Financial institutions such as John Hancock have become prime targets for states that have stepped up enforcement of escheatment laws. Jundt identified several areas where financial institutions were particularly vulnerable to liability in a recent article she penned for Bankers Digest. During an audit, states may find that financial institutions have not properly identified potential unclaimed property that should be included in their annual reports, have forgotten to return small loan credit balances to customers, have not followed up proactively to reactivate customers’ dormant accounts, or have simply made filings to the wrong state. Because financial institutions deal with massive amounts of money and potentially millions of customers, mistakes are often duplicated many times over, and this can lead to multiple fines that can add up to millions of dollars.
Staying in compliance
To avoid state actions, Anderson suggests companies reassess their policies and procedures on unclaimed property to make sure that they are in line with state regulations. Some states have changed their rules concerning the types of assets that are considered unclaimed property, so being proactive about compliance before being audited will help companies to avoid fines.
‘With so many states cash-strapped and extending their reach, being proactive has never been more important than now,’ says Anderson.
Companies should also review the effectiveness of their unclaimed property efforts more regularly, looking for ways to improve efficiency. A quarterly review of company procedures involving reaching out to unclaimed property owners or exploring new options for locating beneficiaries is a positive step.

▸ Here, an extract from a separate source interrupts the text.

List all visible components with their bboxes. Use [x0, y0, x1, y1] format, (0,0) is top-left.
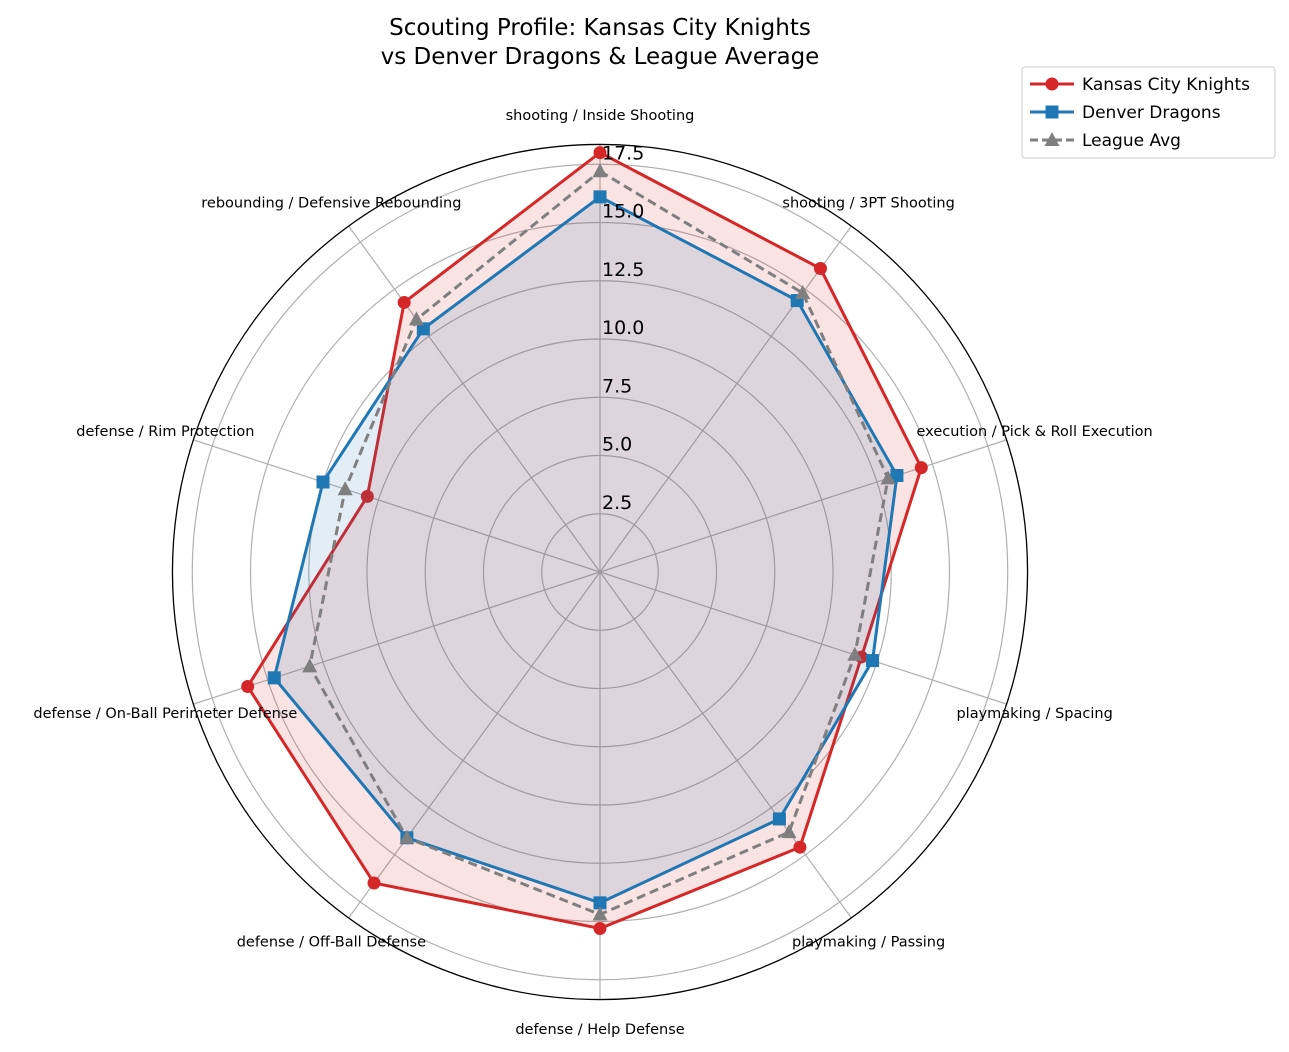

Buonomo, whose company helps stock issuers locate the owners of lost shares, says stock issuers, who often find themselves in the position of locating beneficiaries of shareholders who have died or forgotten about shares, should consider implementing escheatment programs that can handle unclaimed property issues in the future. He says such programs, which actively seek out the owners of unclaimed property and return it to them, can have a positive effect on the reputation of a company. Stock issuers usually don’t pay for programs that return shares to shareholders – instead, companies charge the shareholders a fee for alerting them to their lost asset. Even thought they have to pay a little to get hold of their assets, customers will generally think highly of a company that is honest enough to return money to them that they didn’t know they had coming.
Such programs can also protect corporate secretaries and investor relations executives from the wrath of their boards. ‘If you get hit with a $500,000 fine from California for being late on escheatment of property, no exec is going to be able to explain that away to the board,’ Buonomo says.